Document
1. Datasets
We trained our models on the benchmark dataset DM4845 [1][2]. DM4845 comprises 4,229 protein sequences with pairwise sequence identity ≤25%, which reduces homology bias and encourages generalizable representations, and 616 ordered proteins. In total, it contains 1,177,148 residues, including 103,252 disordered and 1,073,896 ordered residues. To ensure robust performance estimation, we adopted five-fold cross-validation at the protein level: sequences were partitioned into five non-overlapping folds, with four folds used for training and the remaining fold for validation in each round. All preprocessing and evaluation were performed with strict separation between folds (no sequence overlap across train/validation), and non-standard/ambiguous residues were masked and excluded from loss computation via padding masks.

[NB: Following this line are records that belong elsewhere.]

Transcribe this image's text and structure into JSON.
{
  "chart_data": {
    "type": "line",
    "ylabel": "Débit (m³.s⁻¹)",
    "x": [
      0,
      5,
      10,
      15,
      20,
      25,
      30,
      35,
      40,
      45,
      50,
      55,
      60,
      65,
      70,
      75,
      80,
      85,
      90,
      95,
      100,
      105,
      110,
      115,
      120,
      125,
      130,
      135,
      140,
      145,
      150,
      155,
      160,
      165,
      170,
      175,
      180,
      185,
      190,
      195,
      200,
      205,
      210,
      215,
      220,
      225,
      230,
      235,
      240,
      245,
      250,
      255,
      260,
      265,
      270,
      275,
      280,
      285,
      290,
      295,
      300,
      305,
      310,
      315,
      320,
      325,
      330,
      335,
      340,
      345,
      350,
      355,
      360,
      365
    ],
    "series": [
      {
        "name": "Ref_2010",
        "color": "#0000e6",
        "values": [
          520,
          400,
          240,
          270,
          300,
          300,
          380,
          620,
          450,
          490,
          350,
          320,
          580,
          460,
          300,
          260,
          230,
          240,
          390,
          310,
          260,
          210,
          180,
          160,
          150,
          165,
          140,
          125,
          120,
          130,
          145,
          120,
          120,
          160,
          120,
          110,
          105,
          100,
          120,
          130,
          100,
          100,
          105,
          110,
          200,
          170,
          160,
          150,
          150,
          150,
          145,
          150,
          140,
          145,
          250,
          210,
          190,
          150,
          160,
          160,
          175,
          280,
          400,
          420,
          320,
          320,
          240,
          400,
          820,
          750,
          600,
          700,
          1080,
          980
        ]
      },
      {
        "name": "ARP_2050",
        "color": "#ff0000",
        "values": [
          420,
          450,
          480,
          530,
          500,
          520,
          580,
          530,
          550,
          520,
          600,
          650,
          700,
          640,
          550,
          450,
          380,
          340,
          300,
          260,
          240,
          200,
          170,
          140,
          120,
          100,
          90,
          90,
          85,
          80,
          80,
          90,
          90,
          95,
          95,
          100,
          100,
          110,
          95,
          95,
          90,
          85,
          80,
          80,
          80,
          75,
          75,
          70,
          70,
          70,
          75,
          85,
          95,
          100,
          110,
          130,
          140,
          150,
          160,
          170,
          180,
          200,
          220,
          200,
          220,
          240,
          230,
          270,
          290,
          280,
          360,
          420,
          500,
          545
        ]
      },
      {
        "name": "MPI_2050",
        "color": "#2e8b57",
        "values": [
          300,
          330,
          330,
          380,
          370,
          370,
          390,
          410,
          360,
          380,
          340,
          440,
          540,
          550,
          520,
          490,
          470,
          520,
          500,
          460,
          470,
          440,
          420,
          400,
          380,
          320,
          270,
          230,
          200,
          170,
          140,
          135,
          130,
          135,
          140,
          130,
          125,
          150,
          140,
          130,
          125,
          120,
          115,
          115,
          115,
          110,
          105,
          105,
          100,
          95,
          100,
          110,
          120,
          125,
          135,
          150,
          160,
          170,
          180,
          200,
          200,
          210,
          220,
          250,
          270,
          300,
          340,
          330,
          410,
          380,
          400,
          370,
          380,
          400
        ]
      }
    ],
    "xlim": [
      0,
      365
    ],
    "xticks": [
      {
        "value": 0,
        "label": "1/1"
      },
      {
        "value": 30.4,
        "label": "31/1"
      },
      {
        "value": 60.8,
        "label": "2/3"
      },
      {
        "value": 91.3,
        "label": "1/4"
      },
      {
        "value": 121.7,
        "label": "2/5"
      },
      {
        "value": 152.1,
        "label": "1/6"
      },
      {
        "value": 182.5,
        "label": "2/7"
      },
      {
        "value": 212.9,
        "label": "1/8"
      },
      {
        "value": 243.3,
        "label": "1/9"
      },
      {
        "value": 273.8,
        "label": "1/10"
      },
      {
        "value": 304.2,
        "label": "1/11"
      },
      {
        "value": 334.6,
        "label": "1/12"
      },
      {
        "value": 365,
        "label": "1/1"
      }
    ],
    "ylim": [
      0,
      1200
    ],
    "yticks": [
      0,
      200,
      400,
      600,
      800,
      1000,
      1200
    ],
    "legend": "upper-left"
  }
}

To comprehensively assess generalization, we evaluated our models on five widely used, independent IDR test sets: MXD494 [3], SL329 [4], DISORDER723 [4], CASP [5] and CAID3-Disorder-PDB. The MXD494 set contains 494 proteins with 152,414 ordered residues and 44,087 disordered residues. The SL329 set comprises 329 proteins and 39,544 disordered residues. The DISORDER723 set contains 723 proteins with 201,703 ordered residues and 13,526 disordered residues. The CASP set comprises 211 proteins with 46,344 ordered residues and 3,929 disordered residues. The Disorder-PDB benchmark contains 319 protein sequences and was reported as part of the third Critical Assessment of protein Intrinsic Disorder prediction (CAID3) [6].
Training Dataset: DM4845_training.fasta
Independent Dataset: MXD494.fasta SL329.fasta DISORDER723.fasta CASP.fasta Disorder-PDB.fasta
2. Feature Extraction Tools
In HyperIDR, we selected one feature extraction strategie:
semantic features extracted from PPLMs: ESM2[7].
3. References
[1] Liu, Y., Wang, X. and Liu, B. RFPR-IDP: reduce the false positive rates for intrinsically disordered protein and region prediction by incorporating both fully ordered proteins and disordered proteins. Briefings in bioinformatics 2021;22(2):2000-2011. [2] Zhang, T., et al. SPINE-D: accurate prediction of short and long disordered regions by a single neural-network based method. Journal of Biomolecular Structure and Dynamics 2012;29(4):799-813. [3] Peng, Z.-L. and Kurgan, L. Comprehensive comparative assessment of in-silico predictors of disordered regions. Current Protein and Peptide Science 2012;13(1):6-18. [4] Sirota, F.L., et al. Parameterization of disorder predictors for large-scale applications requiring high specificity by using an extended benchmark dataset. BMC genomics 2010;11:1-17. [5] Wang, S., Ma, J. and Xu, J. AUCpreD: proteome-level protein disorder prediction by AUC-maximized deep convolutional neural fields. Bioinformatics 2016;32(17):i672-i679. [6] Mehdiabadi, M., et al. Critical Assessment of Protein Intrinsic Disorder Round 3‐Predicting Disorder in the Era of Protein Language Models. Proteins: Structure, Function, and Bioinformatics 2025. [7] Lin, Z., Akin, H., Rao, R., Hie, B., Zhu, Z., Lu, W., ... & Rives, A. Evolutionary-scale prediction of atomic-level protein structure with a language model.Science 2023;379(6637),1123-1130.